Conclusion: You’re Now Ready to Build Real-Time Pipelines That Just Work

That’s it — you’ve seen the entire philosophy of Structured Streaming in action.

You write normal DataFrame or SQL code — the same code you already use for batch jobs — and with three tiny differences (.readStream, .writeStream, and picking an output mode), that same query becomes a fault-tolerant, exactly-once, incrementally-updating, production-grade streaming pipeline.

No custom checkpointing. No worrying about back-pressure or duplicate events. No separate “streaming team” that speaks a different dialect.

Whether your goal is:

  • a live dashboard that updates every few seconds,

  • low-latency ETL into Delta Lake or your warehouse,

  • real-time fraud or anomaly alerts,

  • per-user sessionization or recommendation features,

  • or even continuously refreshed ML features,

…you can now build it with the skills you already have.
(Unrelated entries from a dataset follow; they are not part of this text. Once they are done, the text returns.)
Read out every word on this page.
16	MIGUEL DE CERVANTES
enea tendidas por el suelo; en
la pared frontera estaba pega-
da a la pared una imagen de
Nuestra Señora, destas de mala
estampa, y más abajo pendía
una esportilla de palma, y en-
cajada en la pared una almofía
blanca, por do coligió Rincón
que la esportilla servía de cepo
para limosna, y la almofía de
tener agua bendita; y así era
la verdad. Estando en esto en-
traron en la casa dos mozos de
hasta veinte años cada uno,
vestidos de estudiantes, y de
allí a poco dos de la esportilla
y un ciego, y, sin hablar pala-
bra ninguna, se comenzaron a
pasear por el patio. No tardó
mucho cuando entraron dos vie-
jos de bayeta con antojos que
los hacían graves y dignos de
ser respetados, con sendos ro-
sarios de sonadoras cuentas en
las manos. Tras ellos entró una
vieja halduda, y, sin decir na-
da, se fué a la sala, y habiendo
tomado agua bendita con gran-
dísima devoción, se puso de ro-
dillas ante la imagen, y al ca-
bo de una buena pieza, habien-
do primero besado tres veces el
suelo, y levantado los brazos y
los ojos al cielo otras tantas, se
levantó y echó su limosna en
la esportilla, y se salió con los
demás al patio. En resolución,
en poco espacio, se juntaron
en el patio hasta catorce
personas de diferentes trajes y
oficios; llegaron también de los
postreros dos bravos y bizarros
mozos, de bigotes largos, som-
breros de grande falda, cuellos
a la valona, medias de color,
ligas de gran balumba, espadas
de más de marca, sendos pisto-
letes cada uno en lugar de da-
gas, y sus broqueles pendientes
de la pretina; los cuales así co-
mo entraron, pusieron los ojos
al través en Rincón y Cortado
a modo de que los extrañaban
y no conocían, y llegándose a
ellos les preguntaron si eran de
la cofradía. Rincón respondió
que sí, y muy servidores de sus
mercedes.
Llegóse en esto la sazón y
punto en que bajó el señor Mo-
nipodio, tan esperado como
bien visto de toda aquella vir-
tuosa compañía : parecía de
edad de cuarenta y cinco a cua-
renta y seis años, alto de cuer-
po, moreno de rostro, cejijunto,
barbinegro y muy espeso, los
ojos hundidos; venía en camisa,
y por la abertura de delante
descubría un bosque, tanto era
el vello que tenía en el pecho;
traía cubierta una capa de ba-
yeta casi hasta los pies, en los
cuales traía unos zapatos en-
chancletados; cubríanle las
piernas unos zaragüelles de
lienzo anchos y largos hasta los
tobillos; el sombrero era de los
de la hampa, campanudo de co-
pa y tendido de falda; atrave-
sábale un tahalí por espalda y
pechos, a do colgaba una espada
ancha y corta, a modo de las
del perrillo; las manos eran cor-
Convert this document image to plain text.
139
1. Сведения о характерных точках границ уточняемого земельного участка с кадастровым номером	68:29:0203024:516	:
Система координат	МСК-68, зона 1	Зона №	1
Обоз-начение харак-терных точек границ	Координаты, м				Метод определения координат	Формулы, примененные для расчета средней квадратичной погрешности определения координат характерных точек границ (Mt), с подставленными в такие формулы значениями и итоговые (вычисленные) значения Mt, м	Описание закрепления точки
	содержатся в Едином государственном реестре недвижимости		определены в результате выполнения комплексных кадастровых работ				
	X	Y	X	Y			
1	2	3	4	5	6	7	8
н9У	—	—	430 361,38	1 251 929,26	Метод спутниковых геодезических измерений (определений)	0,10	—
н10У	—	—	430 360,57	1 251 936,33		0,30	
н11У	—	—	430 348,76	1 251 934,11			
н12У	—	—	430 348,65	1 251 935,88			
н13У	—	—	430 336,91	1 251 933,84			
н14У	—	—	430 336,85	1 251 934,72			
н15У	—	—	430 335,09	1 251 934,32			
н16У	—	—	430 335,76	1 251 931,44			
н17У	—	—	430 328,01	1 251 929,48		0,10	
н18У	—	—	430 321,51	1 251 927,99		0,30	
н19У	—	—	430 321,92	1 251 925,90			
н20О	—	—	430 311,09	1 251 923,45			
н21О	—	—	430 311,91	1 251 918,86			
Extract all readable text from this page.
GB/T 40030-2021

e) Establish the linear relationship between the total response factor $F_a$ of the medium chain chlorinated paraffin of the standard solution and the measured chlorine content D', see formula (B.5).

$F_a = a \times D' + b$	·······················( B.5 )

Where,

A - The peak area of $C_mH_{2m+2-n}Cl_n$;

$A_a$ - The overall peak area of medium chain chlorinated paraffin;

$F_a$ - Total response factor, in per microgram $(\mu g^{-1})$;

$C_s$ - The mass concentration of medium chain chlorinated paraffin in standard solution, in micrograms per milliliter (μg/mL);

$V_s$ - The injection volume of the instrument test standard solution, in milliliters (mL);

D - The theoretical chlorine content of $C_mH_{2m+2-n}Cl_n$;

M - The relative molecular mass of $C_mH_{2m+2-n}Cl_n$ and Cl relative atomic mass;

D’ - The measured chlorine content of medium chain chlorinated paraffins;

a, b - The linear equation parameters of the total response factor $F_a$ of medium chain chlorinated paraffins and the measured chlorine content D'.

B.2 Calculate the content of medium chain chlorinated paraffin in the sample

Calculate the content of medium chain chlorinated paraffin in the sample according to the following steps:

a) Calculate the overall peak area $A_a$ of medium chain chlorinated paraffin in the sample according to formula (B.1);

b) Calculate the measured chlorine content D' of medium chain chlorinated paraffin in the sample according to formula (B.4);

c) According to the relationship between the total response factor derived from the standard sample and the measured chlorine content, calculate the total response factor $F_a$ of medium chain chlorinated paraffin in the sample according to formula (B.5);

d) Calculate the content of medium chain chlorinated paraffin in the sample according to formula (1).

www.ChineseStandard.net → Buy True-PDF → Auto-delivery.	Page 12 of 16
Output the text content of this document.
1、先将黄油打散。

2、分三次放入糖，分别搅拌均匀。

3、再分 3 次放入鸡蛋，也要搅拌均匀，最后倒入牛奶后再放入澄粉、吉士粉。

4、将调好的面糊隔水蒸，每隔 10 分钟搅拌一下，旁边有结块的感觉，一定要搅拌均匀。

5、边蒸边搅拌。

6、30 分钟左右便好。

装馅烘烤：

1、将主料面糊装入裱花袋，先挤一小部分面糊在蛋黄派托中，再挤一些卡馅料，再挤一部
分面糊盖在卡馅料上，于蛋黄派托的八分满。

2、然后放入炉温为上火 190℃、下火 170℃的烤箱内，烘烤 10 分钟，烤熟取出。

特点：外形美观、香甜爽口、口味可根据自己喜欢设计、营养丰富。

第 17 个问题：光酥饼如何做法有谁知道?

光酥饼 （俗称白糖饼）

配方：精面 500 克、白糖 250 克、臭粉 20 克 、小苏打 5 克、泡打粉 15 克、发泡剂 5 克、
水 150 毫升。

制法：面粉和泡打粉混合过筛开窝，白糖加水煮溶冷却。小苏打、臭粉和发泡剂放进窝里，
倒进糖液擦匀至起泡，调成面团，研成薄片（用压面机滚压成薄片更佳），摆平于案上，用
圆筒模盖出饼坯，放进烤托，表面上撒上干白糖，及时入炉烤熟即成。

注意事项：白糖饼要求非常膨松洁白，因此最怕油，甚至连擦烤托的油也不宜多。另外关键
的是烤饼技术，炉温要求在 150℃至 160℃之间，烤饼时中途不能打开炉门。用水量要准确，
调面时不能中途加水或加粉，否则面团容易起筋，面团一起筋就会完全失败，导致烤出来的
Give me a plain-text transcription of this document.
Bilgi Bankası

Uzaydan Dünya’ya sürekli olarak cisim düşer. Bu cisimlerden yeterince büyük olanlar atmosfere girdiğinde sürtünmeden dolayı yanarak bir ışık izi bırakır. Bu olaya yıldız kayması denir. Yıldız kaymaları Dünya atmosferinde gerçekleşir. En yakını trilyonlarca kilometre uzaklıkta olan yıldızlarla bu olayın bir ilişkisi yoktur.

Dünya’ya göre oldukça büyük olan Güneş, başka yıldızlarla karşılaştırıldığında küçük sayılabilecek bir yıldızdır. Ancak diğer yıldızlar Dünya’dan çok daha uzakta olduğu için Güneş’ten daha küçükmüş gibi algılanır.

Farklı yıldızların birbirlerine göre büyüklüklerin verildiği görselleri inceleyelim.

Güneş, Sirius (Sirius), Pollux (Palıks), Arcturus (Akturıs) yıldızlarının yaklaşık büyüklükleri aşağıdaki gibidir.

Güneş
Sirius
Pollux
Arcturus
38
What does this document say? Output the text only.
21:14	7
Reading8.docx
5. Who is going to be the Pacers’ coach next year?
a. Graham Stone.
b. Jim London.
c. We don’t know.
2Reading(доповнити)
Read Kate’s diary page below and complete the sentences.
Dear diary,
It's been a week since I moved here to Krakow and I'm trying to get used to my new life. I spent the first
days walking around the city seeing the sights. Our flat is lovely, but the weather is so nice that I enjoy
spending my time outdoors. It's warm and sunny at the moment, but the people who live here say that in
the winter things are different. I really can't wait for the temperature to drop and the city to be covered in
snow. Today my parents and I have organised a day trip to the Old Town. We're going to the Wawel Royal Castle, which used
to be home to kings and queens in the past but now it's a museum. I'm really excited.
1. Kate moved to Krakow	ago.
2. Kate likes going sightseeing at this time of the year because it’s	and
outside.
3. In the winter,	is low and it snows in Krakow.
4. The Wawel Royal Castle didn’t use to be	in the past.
The rest of the journey (event-time windows, watermarks, stateful processing, stream-stream joins, exactly-once Kafka sinks, Delta Lake ACID tables as outputs, integration with MLlib, etc.) is just adding more of the same DataFrame operations you already love — only now they run forever and stay correct even when the world is messy, late, and out of order.

Structured Streaming turned one of the historically hardest parts of big data — reliable, low-latency stream processing — into something that feels almost boringly simple.

And boringly simple at scale is the highest compliment engineering can give.